As professors and teachers, if we delve into this activity, we will be able to discover what type of islands each student identifies , like Riley, and together with their name, students can explain the reason for their islands and what caused them to originate. It is a very useful reflection exercise for teachers and very entertaining and interesting also for students, which provides valuable information about each one’s beliefs, fears, logic, the sense of self … For example, a group of Students from the city of Salamanca who carried out this experiment a few months ago gave these conclusions and names to their islands, which undoubtedly could be identified with their way of seeing the world or with their state of mind:


  • Island of friends.
  • Island of laughter.
  • Island of anguish.
  • Fantastic animals island.
  • Reading island.
  • Dance island.
  • Island is never enough.
  • Spiderman Island.


Strategies for students to develop islands of themselves

  • Ask students to identify and share their “islands of themselves.” As an educator, you can begin modeling this activity by explaining to students that islands are always changing based on our interests , passions, affirmations, experiences, relationships, and perceptions. Change is life, and like real islands, our islands can grow healthier or shrink and weaken.
  • Create and display “islands of themselves” at the beginning of the course or a term, explaining that these could change depending on what happens in the following months. This is a great strategy for collecting perceptual data: the more students know about themselves, the stronger your students will be. Self-reflection and self-observation are the building blocks for good cognitive and academic growth .
  • Create an “Island of the Future” and encourage students to imagine, innovate, and begin planning what social and emotional topography will be part of that island.
  • These islands could be integrated into art, language and history curricula, and of course philosophy or even tutoring, and is an activity for all ages and grade levels. The islands of the self could also be compared to the construction of mathematical operations and algorithms or to biological changes.


trabajar islas personalidad


  • Consider teaching a history, biology, and / or geography lesson about changes in people, landforms, and bodies, and how the environment and cultural changes create and modify new islands of the self , as it will be a very good that students understand what it is about.


The so-called trains of thought

In the movie Inside Out, we saw Riley’s thoughts run through her mind for days and stop or slow down when she slept, and we call this trains of thought. We know that the brain never stops working unless we are dead, but we do not know if while we sleep our trains can take other routes in which, possibly, our subconscious thought processes are “the engineers.”

We saw fear creep into Riley’s train of thought on her first day of school, followed by anger and sadness. His shifting feelings distracted the headquarters (the prefrontal cortex) in his brain, and thus his train of thought derailed multiple times. Paying attention and concentrating are prerequisites for sustainable learning , but sustained attention and working memory are executive functions that are not fully developed until a young age or early adulthood.

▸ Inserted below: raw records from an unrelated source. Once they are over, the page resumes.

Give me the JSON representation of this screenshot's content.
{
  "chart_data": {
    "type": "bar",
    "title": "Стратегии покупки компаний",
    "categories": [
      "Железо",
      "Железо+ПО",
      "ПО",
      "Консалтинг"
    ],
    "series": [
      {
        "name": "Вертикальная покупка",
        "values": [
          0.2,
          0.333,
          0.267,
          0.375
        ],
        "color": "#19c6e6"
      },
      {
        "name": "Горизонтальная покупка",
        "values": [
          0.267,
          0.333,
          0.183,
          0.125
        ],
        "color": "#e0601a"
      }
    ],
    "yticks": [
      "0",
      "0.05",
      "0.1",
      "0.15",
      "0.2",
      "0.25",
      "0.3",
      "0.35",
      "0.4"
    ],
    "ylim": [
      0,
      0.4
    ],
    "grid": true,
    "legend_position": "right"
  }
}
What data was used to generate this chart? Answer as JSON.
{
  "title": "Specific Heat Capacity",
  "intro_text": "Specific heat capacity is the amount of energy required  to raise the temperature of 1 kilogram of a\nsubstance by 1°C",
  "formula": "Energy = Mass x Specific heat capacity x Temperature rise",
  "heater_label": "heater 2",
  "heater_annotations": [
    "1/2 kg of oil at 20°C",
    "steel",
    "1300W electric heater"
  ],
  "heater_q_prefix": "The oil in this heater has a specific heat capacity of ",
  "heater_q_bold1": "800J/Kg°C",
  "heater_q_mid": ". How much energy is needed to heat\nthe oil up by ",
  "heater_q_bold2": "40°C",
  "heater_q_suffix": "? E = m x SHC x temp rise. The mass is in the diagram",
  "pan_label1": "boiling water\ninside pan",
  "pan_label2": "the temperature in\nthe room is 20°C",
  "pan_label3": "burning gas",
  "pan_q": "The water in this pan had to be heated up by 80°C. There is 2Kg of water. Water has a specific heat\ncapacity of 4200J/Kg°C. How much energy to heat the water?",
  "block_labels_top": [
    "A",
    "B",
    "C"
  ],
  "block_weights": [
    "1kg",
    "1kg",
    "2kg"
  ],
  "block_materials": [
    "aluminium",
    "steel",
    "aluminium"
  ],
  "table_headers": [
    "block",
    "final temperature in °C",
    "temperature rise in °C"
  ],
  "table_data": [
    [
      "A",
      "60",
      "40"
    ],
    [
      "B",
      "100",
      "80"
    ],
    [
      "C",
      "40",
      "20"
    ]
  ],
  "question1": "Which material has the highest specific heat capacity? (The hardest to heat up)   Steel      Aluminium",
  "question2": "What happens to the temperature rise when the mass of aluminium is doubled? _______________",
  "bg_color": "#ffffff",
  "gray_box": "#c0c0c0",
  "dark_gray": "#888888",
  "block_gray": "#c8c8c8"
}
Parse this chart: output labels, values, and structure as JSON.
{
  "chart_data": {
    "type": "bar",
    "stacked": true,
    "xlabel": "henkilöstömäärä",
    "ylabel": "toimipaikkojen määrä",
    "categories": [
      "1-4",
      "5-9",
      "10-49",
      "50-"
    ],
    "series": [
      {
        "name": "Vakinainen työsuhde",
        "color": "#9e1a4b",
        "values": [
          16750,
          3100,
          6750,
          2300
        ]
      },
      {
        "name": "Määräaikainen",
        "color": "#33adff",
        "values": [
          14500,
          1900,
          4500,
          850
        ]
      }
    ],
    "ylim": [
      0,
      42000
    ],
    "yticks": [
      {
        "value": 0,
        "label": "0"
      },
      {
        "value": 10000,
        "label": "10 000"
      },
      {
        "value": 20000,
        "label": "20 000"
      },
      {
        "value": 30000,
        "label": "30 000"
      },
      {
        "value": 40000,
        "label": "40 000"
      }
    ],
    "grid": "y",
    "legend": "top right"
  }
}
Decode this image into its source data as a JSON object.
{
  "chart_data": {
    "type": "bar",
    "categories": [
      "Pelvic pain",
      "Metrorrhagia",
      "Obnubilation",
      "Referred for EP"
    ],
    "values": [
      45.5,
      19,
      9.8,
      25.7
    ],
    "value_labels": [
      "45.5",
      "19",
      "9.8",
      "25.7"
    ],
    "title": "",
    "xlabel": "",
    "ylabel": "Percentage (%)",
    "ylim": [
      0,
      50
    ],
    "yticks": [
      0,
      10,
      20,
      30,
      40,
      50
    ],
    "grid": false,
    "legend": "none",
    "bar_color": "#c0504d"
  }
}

We know that emotions attract attention and that many students enter classrooms in a very vigilant brain state, constantly scanning the environment for feelings of security and familiarity. For this reason, what appears to be inattention or lack of focus in many students is actually the opposite, that they are paying close attention to possible threats in their environment.


Questions you can ask your students

  • When does your train of thought run smoothly with few stops?
  • When does your train of thought fight? Why?
  • What can I do in the classroom to help your train run with great speed and precision?
  • What can you do to help your train of thought stay on the tracks and reach its destination?


Strategies to follow in the classroom

If your students are young, you can work making trains and seats with cardboard boxes that simulate wagons. Remember that the younger the students, the more important it is that teaching can be made tangible and practical.


trenes pensamiento


For older students, a good idea may be to create a train of thought analogy or visualization , which could support goal setting and planning. Ask questions like: where is your train heading now? Where do you want to go? What are the changes to planning this trip that you could make?

Teaching students about self-knowledge and their own way of thinking is the path to empowerment, self-confidence, and that necessary foundation between learning and self. So these activities and strategies can help students relax and free their minds from unnecessary stress and worry. Through breathing and movement, students could also find that path to the true inner self, which favors attention and active learning.